Subject: Re: Proposal: File system suspension - prerequisite for snapshots
To: Juergen Hannken-Illjes <hannken@eis.cs.tu-bs.de>
From: Bill Studenmund <wrstuden@netbsd.org>
List: tech-kern
Date: 08/13/2003 12:02:01
On Tue, 12 Aug 2003, Juergen Hannken-Illjes wrote:

> I propose the support for file system suspension from FreeBSD.
>
> The (quite simple) API:
>
> 	int
> 	vfs_write_suspend(struct mount *mp)
>
> 	Request a mounted file system to suspend write operations
> 	and leave it in a clean on-disk state. All operations are
> 	complete on exit.
>
> 	void
> 	vfs_write_resume(struct mount *mp)
>
> 	Request a suspended file system to resume write operations.
>
> This is a needed prerequisite for file system snapshots.  It may also
> help in system suspension.  File system snapshots would give us at least
> safe dumps from running systems and background fsck (with softdep enabled
> file systems).
>
> The implementation would gate most file system syscalls like this:
>
> 	if ((error = vn_start_write(vp, &mp, V_WAIT | PCATCH)) != 0)
> 		return (error);
> 	do_the_write_operation
> 	vn_finished_write(mp);
>
> or
>
> restart:
> 	prepare_a_write_operation
> 	if (vn_start_write(nd.ni_dvp, &mp, V_NOWAIT) != 0) {
> 		abort_current_preparation
> 		if ((error = vn_start_write(NULL, &mp, V_XSLEEP | PCATCH)) != 0)
> 			return (error);
> 		goto restart;
> 	}
> 	do_the_write_operation
> 	vn_finished_write(mp);
>
> Doing it this way guarantees that no operation sleeps with locked vnodes.

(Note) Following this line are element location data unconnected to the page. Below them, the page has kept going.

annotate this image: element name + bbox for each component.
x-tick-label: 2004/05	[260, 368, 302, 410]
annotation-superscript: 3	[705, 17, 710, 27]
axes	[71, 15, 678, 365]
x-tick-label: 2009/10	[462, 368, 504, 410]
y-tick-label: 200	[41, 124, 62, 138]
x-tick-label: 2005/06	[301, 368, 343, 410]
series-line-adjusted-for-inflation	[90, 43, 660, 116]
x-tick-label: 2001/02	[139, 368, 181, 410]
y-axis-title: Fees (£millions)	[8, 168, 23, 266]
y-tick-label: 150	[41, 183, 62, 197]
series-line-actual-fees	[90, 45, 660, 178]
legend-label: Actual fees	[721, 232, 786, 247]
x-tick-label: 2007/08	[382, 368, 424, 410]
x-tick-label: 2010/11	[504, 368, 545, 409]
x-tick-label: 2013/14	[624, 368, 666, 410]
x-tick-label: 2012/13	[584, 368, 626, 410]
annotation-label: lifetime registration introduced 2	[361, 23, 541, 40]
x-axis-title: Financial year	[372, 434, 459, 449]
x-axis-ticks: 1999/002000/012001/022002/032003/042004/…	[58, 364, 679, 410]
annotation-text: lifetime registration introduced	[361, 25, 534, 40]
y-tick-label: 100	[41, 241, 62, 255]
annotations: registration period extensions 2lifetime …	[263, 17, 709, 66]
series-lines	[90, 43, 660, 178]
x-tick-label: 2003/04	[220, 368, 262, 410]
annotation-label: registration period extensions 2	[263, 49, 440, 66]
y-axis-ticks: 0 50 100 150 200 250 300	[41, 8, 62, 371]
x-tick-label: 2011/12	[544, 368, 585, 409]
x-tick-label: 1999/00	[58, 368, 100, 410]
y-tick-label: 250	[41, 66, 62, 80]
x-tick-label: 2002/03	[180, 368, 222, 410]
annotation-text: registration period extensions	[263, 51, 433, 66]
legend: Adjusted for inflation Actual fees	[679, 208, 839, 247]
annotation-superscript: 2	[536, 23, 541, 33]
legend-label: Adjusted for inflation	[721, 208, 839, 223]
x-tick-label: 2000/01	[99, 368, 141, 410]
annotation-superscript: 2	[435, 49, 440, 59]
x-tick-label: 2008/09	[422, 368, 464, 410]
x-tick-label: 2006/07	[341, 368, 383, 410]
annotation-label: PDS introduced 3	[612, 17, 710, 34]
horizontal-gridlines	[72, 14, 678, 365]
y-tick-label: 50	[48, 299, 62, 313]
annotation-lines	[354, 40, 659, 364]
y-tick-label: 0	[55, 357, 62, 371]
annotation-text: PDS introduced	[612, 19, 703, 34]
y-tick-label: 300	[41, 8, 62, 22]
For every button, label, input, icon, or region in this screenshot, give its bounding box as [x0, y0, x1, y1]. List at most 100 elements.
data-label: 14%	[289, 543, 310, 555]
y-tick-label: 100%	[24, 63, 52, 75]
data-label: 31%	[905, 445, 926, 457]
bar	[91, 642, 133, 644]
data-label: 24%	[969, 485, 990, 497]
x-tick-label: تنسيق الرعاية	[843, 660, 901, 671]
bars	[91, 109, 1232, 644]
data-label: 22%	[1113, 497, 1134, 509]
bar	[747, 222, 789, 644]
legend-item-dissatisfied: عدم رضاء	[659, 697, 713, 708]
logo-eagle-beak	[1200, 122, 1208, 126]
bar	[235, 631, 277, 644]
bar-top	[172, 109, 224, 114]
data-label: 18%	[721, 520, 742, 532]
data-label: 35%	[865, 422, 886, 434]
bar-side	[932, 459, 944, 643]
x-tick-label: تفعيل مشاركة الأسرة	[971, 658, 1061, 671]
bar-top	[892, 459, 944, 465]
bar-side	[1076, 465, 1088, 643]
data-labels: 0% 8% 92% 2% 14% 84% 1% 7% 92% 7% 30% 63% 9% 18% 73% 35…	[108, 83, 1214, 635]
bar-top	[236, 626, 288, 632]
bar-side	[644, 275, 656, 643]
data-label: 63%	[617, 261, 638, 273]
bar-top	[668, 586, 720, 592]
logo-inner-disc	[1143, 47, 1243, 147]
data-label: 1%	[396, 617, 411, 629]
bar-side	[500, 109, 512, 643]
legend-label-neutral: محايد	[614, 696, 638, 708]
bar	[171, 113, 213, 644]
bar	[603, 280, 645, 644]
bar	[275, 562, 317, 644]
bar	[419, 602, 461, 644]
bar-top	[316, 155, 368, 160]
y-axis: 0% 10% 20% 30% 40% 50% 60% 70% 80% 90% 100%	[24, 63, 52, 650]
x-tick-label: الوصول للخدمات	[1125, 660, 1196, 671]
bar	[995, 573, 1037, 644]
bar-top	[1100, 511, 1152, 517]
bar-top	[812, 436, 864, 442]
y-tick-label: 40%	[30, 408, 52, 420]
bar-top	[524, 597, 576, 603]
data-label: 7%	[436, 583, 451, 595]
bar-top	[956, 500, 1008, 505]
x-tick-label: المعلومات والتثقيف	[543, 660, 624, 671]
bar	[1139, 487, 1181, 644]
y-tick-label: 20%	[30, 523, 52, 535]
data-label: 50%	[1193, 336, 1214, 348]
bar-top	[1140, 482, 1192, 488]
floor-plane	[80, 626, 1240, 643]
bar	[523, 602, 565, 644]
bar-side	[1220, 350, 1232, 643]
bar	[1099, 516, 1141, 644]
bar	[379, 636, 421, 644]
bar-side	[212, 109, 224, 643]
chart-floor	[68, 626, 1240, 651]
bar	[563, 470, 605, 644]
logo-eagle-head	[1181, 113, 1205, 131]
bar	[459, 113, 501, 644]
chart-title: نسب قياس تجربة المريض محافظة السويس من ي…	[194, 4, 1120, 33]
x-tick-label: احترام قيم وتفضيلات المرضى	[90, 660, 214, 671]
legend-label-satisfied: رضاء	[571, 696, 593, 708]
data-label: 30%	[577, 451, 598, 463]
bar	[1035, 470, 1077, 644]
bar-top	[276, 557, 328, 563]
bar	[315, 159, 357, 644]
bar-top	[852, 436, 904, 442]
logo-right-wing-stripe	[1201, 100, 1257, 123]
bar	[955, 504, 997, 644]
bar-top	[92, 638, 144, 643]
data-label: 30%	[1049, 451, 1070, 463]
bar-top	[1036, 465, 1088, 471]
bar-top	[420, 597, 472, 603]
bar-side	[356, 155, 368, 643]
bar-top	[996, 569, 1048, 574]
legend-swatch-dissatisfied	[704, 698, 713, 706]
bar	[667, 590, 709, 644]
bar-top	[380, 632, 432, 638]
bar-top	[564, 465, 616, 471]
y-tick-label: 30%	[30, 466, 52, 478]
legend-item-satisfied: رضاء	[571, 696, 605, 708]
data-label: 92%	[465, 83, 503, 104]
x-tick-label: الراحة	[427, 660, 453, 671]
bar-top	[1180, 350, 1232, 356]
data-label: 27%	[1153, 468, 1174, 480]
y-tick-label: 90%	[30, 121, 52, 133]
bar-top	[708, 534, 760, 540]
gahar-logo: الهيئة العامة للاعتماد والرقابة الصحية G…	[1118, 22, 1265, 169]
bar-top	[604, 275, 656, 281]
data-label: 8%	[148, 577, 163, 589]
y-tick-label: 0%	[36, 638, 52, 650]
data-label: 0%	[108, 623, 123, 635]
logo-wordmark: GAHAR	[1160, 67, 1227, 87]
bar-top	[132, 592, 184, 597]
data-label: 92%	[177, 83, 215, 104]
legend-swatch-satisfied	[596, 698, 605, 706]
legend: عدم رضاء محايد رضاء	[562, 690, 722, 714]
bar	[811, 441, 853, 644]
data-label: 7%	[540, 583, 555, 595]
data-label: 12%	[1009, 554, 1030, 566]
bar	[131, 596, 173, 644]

Note: don't you end up calling vn_start_write() _after_ you've been told
it's ok to start? :-) If you _want_ that to be part of the interface, we
need to document it. For one, it prevents a simple reference counting
mechanism to determine if writes are in progress.

> It is not possible to put this gating into the VFS_ calls as they are often
> called with locked vnodes and the suspend request may deadlock.
> For the same reason this gating cannot reside below the VFS_ level.

I think I don't like it, but I believe you're right that there are issues
with doing it at the VOP level with the locked vnodes. i.e. this way may
well be the best in the long run, even if I don't like it. :-)

Note: you _can_ do it at the VOP_level, it would just mean having a
routine or routines that would unlock the node, sleep, then re-lock and
move on. But it's probably cleaner to do as you suggest and just make sure
it's ok to do the write before starting it.

Take care,

Bill